Fundamental quantum anomaly observed on Earth
An international team of physicists, materials scientists and string theoreticians have observed a phenomenon on Earth that was previously thought to only occur hundreds of light years away or at the time when the universe was born. This result could lead to a more evidence-based model for the understanding the universe and for improving the energy-conversion process in electronic devices. Previously it was thought to only occur in the early stages of the universe and within neutron stars and black holes.
IBM scientists predict this discovery will open up a rush of new developments around sensors, switches and thermoelectric coolers or energy-harvesting devices, for improved power consumption.
Using a recently discovered material called a Weyl semimetal, similar to 3D graphene, scientists at IBM Research have mimicked a gravitational field in their test sample by imposing a temperature gradient. The study was supervised by Prof. Kornelius Nielsch, Director at the Leibniz Institute for Materials and Solid State Research Dresden (IFW) and Prof. Claudia Felser, Director at the Max-Planck-Institute for Chemical Physics of Solids in Dresden.
An international team of scientists have verified a fundamental effect in a crystal that had been previously only thought to be observable in the deep universe. The experiments have verified a quantum anomaly that had been experimentally elusive before. The results are appearing in the journal Nature. Credit: Robert Strasser, Kees Scherer; collage: Michael Bi1/4ker
After conducting the experiment in a cryolab at the University of Hamburg with high magnetic fields, a team of theoreticians from TU Dresden, UC Berkeley and the Instituto de Fisica Teorica UAM/CSIC confirmed with detailed calculations that they observed a quantum effect known as an axial-gravitational anomaly, which breaks one of the classical conservation laws, such as charge, energy and momentum.
This law-breaking anomaly had previously been derived in purely theoretical reasoning with methods based on string theory. It was believed to exist only at extremely high temperatures of trillions of degrees, as an exotic form of matter, called a quark-gluon plasma, at the early stages of the universe deep within the cosmos or created using particle colliders. But to their surprise, the researchers discovered that it also exists on Earth in the properties of solid-state physics, on which much of the computing industry is based on, spanning from tiny transistors to cloud data centers. This discovery is appearing today in the peer-reviewed journal Nature.
"For the first time, we have experimentally observed this fundamental quantum anomaly on Earth which is extremely important towards our understanding of the universe," said Dr. Johannes Gooth, an IBM Research scientist and lead author of the paper. "We can now build novel solid-state devices based on this anomaly that have never been considered before to potentially circumvent some of the problems inherent in classical electronic devices, such as transistors."
"This is an incredibly exciting discovery. We can clearly conclude that the same breaking of symmetry can be observed in any physical system, whether it occurred at the beginning of the universe or is happening today, right here on Earth," said Prof.
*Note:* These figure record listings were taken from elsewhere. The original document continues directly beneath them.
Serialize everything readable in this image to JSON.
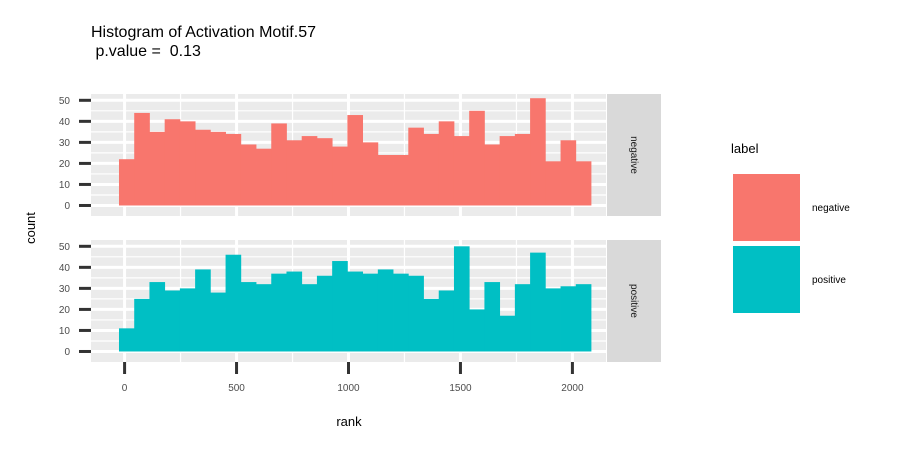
{
  "chart_data": {
    "type": "bar",
    "subtype": "histogram-faceted",
    "title": "Histogram of Activation Motif.57",
    "subtitle": " p.value =  0.13",
    "xlabel": "rank",
    "ylabel": "count",
    "xlim": [
      -150,
      2150
    ],
    "ylim": [
      -5,
      53
    ],
    "x_ticks": [
      0,
      500,
      1000,
      1500,
      2000
    ],
    "y_ticks": [
      0,
      10,
      20,
      30,
      40,
      50
    ],
    "bin_start": -25,
    "bin_width": 68,
    "grid": true,
    "legend": {
      "title": "label",
      "position": "right"
    },
    "series": [
      {
        "name": "negative",
        "color": "#F8766D",
        "values": [
          22,
          44,
          35,
          41,
          40,
          36,
          35,
          34,
          29,
          27,
          39,
          31,
          33,
          32,
          28,
          43,
          30,
          24,
          24,
          37,
          34,
          40,
          33,
          45,
          29,
          33,
          34,
          51,
          21,
          31,
          21
        ]
      },
      {
        "name": "positive",
        "color": "#00BFC4",
        "values": [
          11,
          25,
          33,
          29,
          30,
          39,
          28,
          46,
          33,
          32,
          37,
          38,
          32,
          36,
          43,
          38,
          37,
          39,
          37,
          36,
          25,
          29,
          50,
          20,
          33,
          17,
          32,
          47,
          30,
          31,
          32
        ]
      }
    ]
  }
}
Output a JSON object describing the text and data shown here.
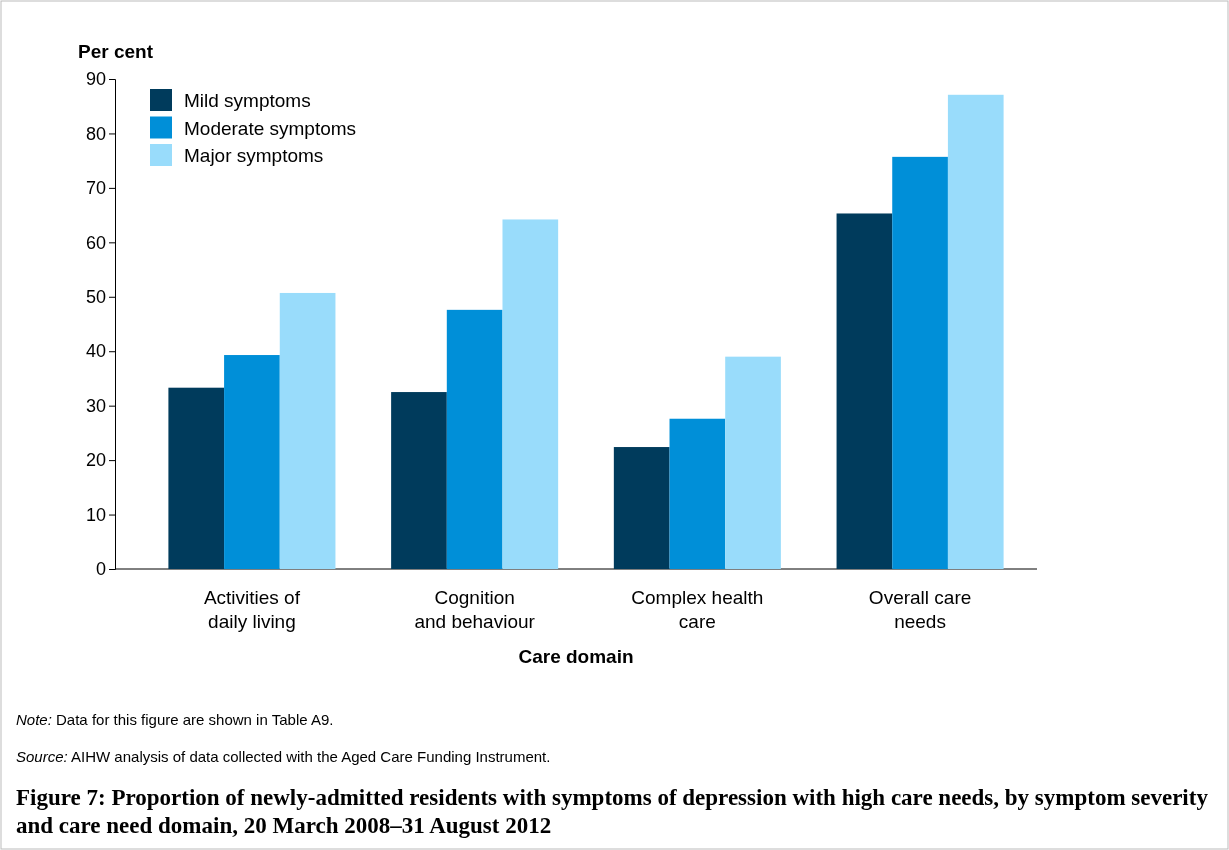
{
  "chart_data": {
    "type": "bar",
    "title": "Figure 7: Proportion of newly-admitted residents with symptoms of depression with high care needs, by symptom severity and care need domain, 20 March 2008–31 August 2012",
    "xlabel": "Care domain",
    "ylabel": "Per cent",
    "categories": [
      "Activities of\ndaily living",
      "Cognition\nand behaviour",
      "Complex health\ncare",
      "Overall care\nneeds"
    ],
    "series": [
      {
        "name": "Mild symptoms",
        "color": "#003b5c",
        "values": [
          33.3,
          32.5,
          22.4,
          65.3
        ]
      },
      {
        "name": "Moderate symptoms",
        "color": "#008fd8",
        "values": [
          39.3,
          47.6,
          27.6,
          75.7
        ]
      },
      {
        "name": "Major symptoms",
        "color": "#99dcfb",
        "values": [
          50.7,
          64.2,
          39.0,
          87.1
        ]
      }
    ],
    "ylim": [
      0,
      90
    ],
    "yticks": [
      0,
      10,
      20,
      30,
      40,
      50,
      60,
      70,
      80,
      90
    ],
    "grid": false,
    "legend": "top left",
    "annotations": [
      "Note: Data for this figure are shown in Table A9.",
      "Source: AIHW analysis of data collected with the Aged Care Funding Instrument."
    ]
  }
}
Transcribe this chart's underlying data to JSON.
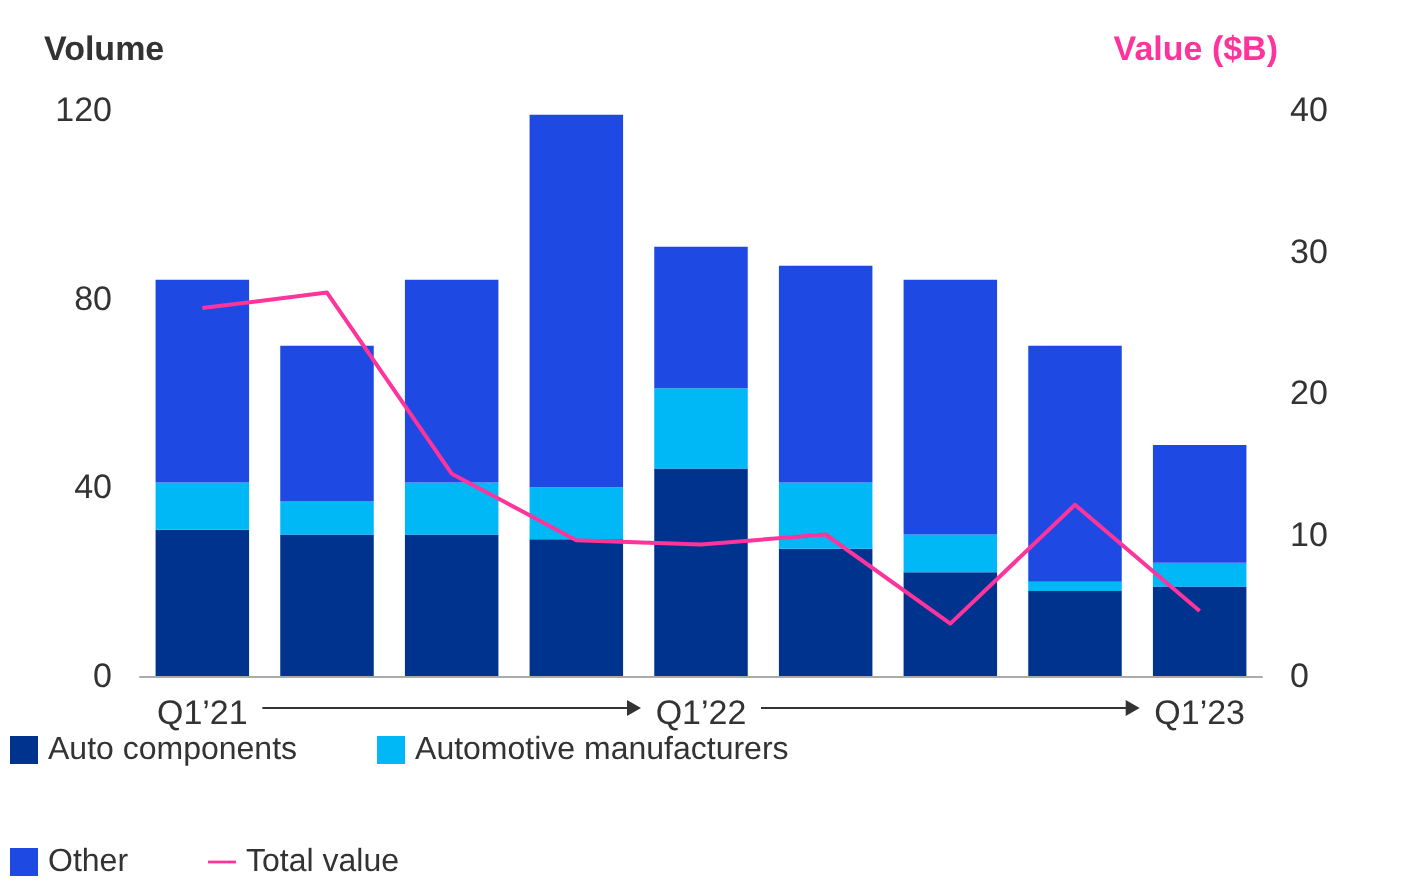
{
  "chart_data": {
    "type": "bar",
    "stacked": true,
    "ylabel": "Volume",
    "y2label": "Value ($B)",
    "categories": [
      "Q1’21",
      null,
      null,
      null,
      "Q1’22",
      null,
      null,
      null,
      "Q1’23"
    ],
    "series": [
      {
        "name": "Auto components",
        "color": "#00338d",
        "values": [
          31,
          30,
          30,
          29,
          44,
          27,
          22,
          18,
          19
        ]
      },
      {
        "name": "Automotive manufacturers",
        "color": "#00b8f5",
        "values": [
          10,
          7,
          11,
          11,
          17,
          14,
          8,
          2,
          5
        ]
      },
      {
        "name": "Other",
        "color": "#1e49e2",
        "values": [
          43,
          33,
          43,
          79,
          30,
          46,
          54,
          50,
          25
        ]
      },
      {
        "name": "Total value",
        "type": "line",
        "axis": "y2",
        "color": "#fd349c",
        "values": [
          26,
          27.1,
          14.3,
          9.6,
          9.3,
          10,
          3.7,
          12.1,
          4.6
        ]
      }
    ],
    "ylim": [
      0,
      120
    ],
    "yticks": [
      0,
      40,
      80,
      120
    ],
    "y2lim": [
      0,
      40
    ],
    "y2ticks": [
      0,
      10,
      20,
      30,
      40
    ],
    "grid": false,
    "legend": "bottom",
    "marker": "none"
  }
}
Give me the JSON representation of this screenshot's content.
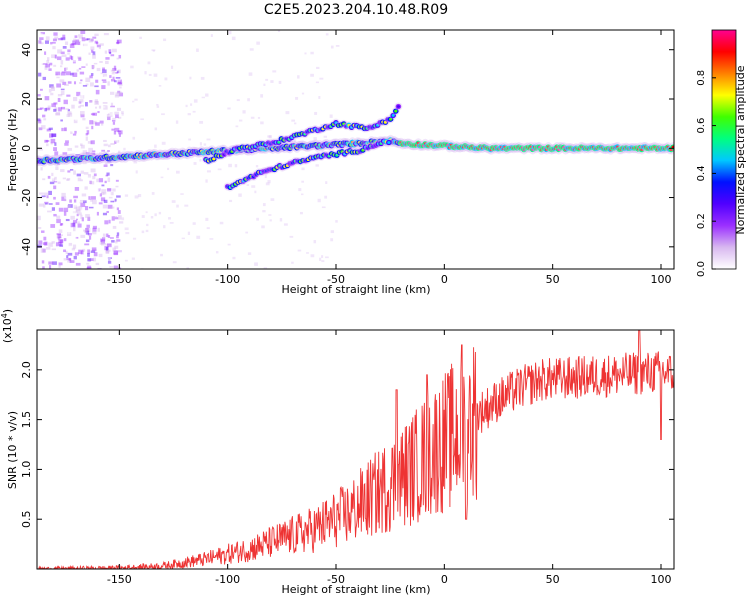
{
  "title": "C2E5.2023.204.10.48.R09",
  "chart_data": [
    {
      "type": "heatmap",
      "xlabel": "Height of straight line (km)",
      "ylabel": "Frequency (Hz)",
      "xlim": [
        -188,
        106
      ],
      "ylim": [
        -49,
        48
      ],
      "x_ticks": [
        "-150",
        "-100",
        "-50",
        "0",
        "50",
        "100"
      ],
      "x_tick_values": [
        -150,
        -100,
        -50,
        0,
        50,
        100
      ],
      "y_ticks": [
        "-40",
        "-20",
        "0",
        "20",
        "40"
      ],
      "y_tick_values": [
        -40,
        -20,
        0,
        20,
        40
      ],
      "colorbar": {
        "label": "Normalized spectral amplitude",
        "range": [
          0,
          1
        ],
        "ticks": [
          "0.0",
          "0.2",
          "0.4",
          "0.6",
          "0.8"
        ],
        "tick_values": [
          0.0,
          0.2,
          0.4,
          0.6,
          0.8
        ],
        "colormap": [
          "#ffffff",
          "#d8b8f0",
          "#9b30ff",
          "#5000ff",
          "#0010ff",
          "#00c8ff",
          "#00ff80",
          "#40ff00",
          "#ffff00",
          "#ff8000",
          "#ff0000",
          "#ff0090"
        ]
      },
      "features": [
        {
          "name": "carrier",
          "x": [
            -188,
            -160,
            -140,
            -120,
            -100,
            -80,
            -60,
            -40,
            -25,
            -20,
            0,
            20,
            50,
            80,
            106
          ],
          "y": [
            -5,
            -4,
            -3,
            -2,
            -1,
            0,
            1,
            2,
            3,
            2,
            1,
            0,
            0,
            0,
            0
          ]
        },
        {
          "name": "upper branch",
          "x": [
            -110,
            -95,
            -80,
            -65,
            -50,
            -35,
            -25,
            -20
          ],
          "y": [
            -5,
            0,
            2,
            6,
            10,
            8,
            12,
            18
          ]
        },
        {
          "name": "lower branch",
          "x": [
            -100,
            -85,
            -70,
            -55,
            -40,
            -30,
            -25
          ],
          "y": [
            -16,
            -10,
            -6,
            -3,
            -1,
            2,
            3
          ]
        }
      ]
    },
    {
      "type": "line",
      "xlabel": "Height of straight line (km)",
      "ylabel": "SNR (10 * v/v)",
      "multiplier": "(x10",
      "multiplier_exp": "4",
      "multiplier_close": ")",
      "xlim": [
        -188,
        106
      ],
      "ylim": [
        0,
        24000
      ],
      "x_ticks": [
        "-150",
        "-100",
        "-50",
        "0",
        "50",
        "100"
      ],
      "x_tick_values": [
        -150,
        -100,
        -50,
        0,
        50,
        100
      ],
      "y_ticks": [
        "0.5",
        "1.0",
        "1.5",
        "2.0"
      ],
      "y_tick_values": [
        5000,
        10000,
        15000,
        20000
      ],
      "color": "#ee3333",
      "envelope": {
        "x": [
          -188,
          -150,
          -130,
          -110,
          -90,
          -75,
          -60,
          -45,
          -35,
          -25,
          -15,
          -5,
          5,
          15,
          25,
          35,
          45,
          60,
          80,
          100,
          106
        ],
        "y": [
          0,
          100,
          300,
          1000,
          2000,
          3000,
          4000,
          5500,
          7000,
          8500,
          10000,
          12000,
          13500,
          15500,
          17000,
          18200,
          19000,
          19200,
          19500,
          19800,
          19600
        ]
      },
      "spikes": [
        {
          "x": -22,
          "y": 18000
        },
        {
          "x": -8,
          "y": 19500
        },
        {
          "x": 8,
          "y": 22500
        },
        {
          "x": 10,
          "y": 5000
        },
        {
          "x": 90,
          "y": 24000
        },
        {
          "x": 100,
          "y": 13000
        }
      ]
    }
  ]
}
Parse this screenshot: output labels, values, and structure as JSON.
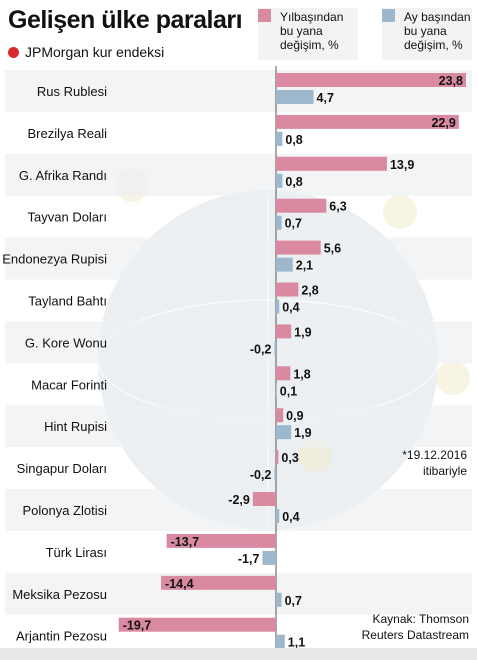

Dr. Karl Landsteiner, a string theorist at the Instituto de Fisica Teorica UAM/CSIC and co-author of the paper.
IBM scientists predict this discovery will open up a rush of new developments around sensors, switches and thermoelectric coolers or energy-harvesting devices, for improved power consumption.
Nature - Experimental signatures of the mixed axial-gravitational anomaly in the Weyl semimetal NbP
The conservation laws, such as those of charge, energy and momentum, have a central role in physics. In some special cases, classical conservation laws are broken at the quantum level by quantum fluctuations, in which case the theory is said to have quantum anomalies1. One of the most prominent examples is the chiral anomaly which involves massless chiral fermions. These particles have their spin, or internal angular momentum, aligned either parallel or antiparallel with their linear momentum, labelled as left and right chirality, respectively. In three spatial dimensions, the chiral anomaly is the breakdown (as a result of externally applied parallel electric and magnetic fields) of the classical conservation law that dictates that the number of massless fermions of each chirality are separately conserved. The current that measures the difference between left- and right-handed particles is called the axial current and is not conserved at the quantum level. In addition, an underlying curved space-time provides a distinct contribution to a chiral imbalance, an effect known as the mixed axial-gravitational anomaly1, but this anomaly has yet to be confirmed experimentally. However, the presence of a mixed gauge-gravitational anomaly has recently been tied to thermoelectrical transport in a magnetic field even in flat space-time, suggesting that such types of mixed anomaly could be experimentally probed in condensed matter systems known as Weyl semimetals. Here, using a temperature gradient, we observe experimentally a positive magneto-thermoelectric conductance in the Weyl semimetal niobium phosphide (NbP) for collinear temperature gradients and magnetic fields that vanishes in the ultra-quantum limit, when only a single Landau level is occupied. This observation is consistent with the presence of a mixed axial-gravitational anomaly, providing clear evidence for a theoretical concept that has so far eluded experimental detection.